Every year thousands of Africans go to China to shop. Their purchases mount up and it takes containers to bring the goods back home. After spending his formative years in East Africa, David Li found a way to make a business out of facilitating this trade.

“Let me find out what the price is,” David Li says to his African customer, holding a pair of leather shoes, and goes to speak to the Chinese shopowner.

The scene is Yiwu Commodity Market, one of the largest export bases in China. 75,000 shops give the 210,000 daily visitors 1.8 million different commodities to choose from. Basically, anything you’d ever need. Dubbed "the world’s largest small commodities wholesale market" by the United Nations, exporting a mind-boggling 570,000 containers of goods every year, this is David Li’s home turf.

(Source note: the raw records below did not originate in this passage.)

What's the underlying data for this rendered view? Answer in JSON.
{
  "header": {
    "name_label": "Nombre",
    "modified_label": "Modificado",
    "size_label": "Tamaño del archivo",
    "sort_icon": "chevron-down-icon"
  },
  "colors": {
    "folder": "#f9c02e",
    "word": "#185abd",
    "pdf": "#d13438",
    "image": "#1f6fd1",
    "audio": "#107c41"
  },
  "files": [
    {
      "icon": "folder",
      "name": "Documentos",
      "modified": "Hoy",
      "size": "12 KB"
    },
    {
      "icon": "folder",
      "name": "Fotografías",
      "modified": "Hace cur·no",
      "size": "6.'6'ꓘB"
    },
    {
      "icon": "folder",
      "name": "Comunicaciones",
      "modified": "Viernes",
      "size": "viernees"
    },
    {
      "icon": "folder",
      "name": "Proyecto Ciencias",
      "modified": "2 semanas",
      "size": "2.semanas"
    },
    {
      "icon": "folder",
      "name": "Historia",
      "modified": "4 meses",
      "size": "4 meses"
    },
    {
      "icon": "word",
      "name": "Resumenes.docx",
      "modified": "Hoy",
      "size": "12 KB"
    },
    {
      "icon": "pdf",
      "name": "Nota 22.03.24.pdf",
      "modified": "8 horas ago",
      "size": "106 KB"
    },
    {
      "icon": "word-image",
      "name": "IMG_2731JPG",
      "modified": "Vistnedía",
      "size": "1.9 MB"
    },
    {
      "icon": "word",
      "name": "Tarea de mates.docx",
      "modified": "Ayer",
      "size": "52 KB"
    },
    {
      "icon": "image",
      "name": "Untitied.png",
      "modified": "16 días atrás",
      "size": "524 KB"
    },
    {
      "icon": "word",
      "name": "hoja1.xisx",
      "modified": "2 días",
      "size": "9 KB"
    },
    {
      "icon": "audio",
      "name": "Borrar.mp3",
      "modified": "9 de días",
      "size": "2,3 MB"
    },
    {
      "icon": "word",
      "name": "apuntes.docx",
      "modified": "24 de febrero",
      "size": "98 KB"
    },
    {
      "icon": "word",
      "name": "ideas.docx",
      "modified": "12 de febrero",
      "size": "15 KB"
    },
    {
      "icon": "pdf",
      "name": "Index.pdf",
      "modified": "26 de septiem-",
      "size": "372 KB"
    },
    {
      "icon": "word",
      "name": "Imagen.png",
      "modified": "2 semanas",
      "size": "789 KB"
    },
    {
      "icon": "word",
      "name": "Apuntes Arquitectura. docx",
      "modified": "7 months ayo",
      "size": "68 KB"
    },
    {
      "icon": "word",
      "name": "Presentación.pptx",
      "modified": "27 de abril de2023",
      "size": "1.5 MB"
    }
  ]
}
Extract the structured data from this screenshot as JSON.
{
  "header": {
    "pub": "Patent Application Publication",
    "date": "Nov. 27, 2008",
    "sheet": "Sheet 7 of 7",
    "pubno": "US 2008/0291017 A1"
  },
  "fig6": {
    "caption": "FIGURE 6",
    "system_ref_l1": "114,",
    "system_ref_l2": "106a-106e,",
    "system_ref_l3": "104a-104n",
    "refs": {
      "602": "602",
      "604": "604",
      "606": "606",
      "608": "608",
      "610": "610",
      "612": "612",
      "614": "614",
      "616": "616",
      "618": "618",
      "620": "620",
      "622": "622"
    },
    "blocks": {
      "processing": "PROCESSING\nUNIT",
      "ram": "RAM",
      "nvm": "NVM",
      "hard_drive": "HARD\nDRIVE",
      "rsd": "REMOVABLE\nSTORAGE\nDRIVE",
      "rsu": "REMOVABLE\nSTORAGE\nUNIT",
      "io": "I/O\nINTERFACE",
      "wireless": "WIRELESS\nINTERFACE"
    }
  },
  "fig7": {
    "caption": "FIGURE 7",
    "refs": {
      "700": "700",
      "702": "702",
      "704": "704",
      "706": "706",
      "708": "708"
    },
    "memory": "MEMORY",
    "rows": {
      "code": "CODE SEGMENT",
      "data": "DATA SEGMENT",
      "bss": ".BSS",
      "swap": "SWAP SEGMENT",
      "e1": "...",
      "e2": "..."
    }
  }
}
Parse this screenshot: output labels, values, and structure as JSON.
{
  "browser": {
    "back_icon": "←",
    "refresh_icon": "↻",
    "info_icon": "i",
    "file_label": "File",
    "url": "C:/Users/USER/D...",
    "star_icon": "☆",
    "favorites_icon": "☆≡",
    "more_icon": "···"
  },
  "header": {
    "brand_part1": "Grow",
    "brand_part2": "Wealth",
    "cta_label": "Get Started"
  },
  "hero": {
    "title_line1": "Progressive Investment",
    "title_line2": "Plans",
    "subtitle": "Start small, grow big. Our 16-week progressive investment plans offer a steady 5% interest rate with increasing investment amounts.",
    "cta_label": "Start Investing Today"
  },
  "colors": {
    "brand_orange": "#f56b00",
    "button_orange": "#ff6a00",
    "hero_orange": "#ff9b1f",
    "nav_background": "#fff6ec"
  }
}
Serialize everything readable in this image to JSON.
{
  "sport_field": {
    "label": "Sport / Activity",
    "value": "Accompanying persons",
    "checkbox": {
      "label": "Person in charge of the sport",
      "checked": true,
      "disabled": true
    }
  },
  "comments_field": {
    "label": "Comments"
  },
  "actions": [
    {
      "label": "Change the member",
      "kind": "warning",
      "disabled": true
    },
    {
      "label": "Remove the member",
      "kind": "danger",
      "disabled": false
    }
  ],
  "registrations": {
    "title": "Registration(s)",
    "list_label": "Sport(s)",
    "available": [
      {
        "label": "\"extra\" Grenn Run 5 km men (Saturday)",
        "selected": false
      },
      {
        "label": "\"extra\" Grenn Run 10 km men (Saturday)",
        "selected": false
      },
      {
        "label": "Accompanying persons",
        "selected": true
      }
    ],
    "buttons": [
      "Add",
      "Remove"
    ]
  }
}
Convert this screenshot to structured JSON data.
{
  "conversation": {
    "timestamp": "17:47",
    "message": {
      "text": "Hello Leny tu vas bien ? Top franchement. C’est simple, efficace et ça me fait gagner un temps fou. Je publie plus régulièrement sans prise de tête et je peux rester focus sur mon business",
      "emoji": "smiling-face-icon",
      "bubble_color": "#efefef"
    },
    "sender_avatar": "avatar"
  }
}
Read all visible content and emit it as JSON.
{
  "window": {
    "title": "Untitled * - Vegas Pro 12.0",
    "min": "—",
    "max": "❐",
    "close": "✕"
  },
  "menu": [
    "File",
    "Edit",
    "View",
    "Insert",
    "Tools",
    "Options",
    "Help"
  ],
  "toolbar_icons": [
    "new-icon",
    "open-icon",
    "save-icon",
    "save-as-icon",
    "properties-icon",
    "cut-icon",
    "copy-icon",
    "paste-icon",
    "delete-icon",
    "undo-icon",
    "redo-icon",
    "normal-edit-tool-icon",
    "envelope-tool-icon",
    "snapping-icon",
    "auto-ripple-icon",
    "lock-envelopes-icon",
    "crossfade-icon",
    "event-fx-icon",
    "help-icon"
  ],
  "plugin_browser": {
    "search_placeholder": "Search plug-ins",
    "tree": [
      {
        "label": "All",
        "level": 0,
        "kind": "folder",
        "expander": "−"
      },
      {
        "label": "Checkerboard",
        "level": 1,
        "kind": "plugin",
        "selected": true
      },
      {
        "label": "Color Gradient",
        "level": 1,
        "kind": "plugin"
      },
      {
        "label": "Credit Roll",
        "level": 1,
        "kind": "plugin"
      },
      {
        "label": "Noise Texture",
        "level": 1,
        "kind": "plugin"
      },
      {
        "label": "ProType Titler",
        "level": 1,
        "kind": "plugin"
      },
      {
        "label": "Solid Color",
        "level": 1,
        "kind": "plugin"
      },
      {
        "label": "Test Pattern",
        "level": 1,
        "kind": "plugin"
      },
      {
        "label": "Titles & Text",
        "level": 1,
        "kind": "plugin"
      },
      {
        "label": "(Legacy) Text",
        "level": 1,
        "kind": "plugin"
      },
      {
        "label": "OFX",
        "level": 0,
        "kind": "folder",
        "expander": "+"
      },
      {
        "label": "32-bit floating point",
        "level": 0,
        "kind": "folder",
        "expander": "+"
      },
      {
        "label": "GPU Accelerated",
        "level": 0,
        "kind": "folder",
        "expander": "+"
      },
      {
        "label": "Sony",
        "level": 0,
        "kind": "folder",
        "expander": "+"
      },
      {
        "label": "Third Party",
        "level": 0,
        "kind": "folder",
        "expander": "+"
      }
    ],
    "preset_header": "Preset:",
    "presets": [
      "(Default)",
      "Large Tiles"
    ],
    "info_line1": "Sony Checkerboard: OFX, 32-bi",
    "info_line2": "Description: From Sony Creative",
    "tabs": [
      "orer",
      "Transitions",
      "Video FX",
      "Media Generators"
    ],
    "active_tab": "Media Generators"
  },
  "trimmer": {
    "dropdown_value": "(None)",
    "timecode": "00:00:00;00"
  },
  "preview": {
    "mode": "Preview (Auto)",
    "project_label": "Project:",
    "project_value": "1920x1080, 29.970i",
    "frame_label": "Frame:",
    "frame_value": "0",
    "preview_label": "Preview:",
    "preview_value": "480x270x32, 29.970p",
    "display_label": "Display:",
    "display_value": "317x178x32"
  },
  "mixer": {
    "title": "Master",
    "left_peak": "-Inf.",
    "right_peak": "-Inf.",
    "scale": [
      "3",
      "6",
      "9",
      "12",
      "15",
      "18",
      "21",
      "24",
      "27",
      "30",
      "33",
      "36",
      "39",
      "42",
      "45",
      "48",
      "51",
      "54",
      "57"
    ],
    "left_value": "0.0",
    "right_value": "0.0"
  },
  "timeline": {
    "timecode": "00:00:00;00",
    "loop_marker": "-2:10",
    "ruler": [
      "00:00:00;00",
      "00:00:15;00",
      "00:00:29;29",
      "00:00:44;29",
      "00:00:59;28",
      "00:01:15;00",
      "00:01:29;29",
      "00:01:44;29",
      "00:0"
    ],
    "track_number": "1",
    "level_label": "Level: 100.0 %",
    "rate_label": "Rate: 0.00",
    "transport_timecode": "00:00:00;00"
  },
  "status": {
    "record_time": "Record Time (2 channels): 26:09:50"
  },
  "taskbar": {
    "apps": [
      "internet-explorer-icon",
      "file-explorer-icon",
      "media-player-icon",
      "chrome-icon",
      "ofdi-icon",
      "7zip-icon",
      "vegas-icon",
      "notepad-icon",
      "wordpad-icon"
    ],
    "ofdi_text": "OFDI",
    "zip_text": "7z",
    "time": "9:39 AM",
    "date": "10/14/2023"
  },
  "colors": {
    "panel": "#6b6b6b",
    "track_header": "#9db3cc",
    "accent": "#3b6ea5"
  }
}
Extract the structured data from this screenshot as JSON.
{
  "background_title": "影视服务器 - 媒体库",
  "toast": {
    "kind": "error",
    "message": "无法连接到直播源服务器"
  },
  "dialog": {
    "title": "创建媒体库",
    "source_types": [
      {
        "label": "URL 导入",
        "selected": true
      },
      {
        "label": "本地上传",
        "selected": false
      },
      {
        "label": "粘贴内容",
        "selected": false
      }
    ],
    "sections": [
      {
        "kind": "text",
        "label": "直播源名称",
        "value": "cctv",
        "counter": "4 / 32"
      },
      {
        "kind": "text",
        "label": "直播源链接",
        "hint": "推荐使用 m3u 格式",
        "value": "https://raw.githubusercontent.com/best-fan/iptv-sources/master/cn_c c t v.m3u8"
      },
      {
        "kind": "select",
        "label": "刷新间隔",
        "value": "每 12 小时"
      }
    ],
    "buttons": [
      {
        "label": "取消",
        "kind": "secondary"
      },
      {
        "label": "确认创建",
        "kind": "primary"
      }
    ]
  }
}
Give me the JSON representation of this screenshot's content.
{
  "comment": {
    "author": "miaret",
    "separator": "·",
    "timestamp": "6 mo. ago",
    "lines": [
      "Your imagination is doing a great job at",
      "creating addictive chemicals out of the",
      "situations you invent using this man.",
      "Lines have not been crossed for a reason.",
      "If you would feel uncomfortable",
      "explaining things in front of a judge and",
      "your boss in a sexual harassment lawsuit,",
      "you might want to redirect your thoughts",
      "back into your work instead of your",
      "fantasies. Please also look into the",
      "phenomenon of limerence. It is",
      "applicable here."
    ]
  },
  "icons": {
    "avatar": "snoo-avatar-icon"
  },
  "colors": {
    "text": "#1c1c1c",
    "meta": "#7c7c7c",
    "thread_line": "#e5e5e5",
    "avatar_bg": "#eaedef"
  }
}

“This is what we do. We take the clients to here and when they find something they like, we help them find the cost, we help them with the negotiations and when they have completed the purchase, we help them put the goods in a container and ship it back to Africa,” David Li explains.

In 2013, David Li became customer of Maersk and he has since shipped over 1,600 containers, growing the business at a rate of 20-30% every year in those four years.

Making trade easier

Originally from Shenyang in northern China, David Li travelled to Kenya in 2001 to help his sister who had started a business. Here, he became invaluable as an interpreter and fixer. Also, he thrived on the cultural exchange, eventually deciding to make a business out of helping his African friends prosper.

“The four years in East Africa made me understand how challenging a place it can be, and when my friends in Uganda, Kenya and Tanzania began asking where they could get different products in China, I thought I could create an organisation to help them source products in China, to simplify everything for them.”

The company, Yiwu All Ways Import & Export, was set-up in 2005 to do exactly that: help Africans do business in China and export back to their home countries. This means picking up the clients at the airport, taking them to their hotel, to restaurants, and taking them to the market to do business.

Even with the cost of transportation to Africa, the goods bought in China are still less expensive than what is on the shelves of local shops. That is what drives this niche trade.

Connectivity matters

“In the beginning, we only had two or three people employed. But we tried to improve, learning what the clients wanted and tailoring our services around that, and once we got it right, the business began to grow fast. Today, we have more than 100 people with the company in East Africa, in Yiwu and in Guangzhou,” says David Li, emphasising the importance of a reliable shipping partner.

“Maersk is the leading shipping company and their systems are very organised. Also, they have all of the capacities at the destination,” he says of the cooperation which is still going strong.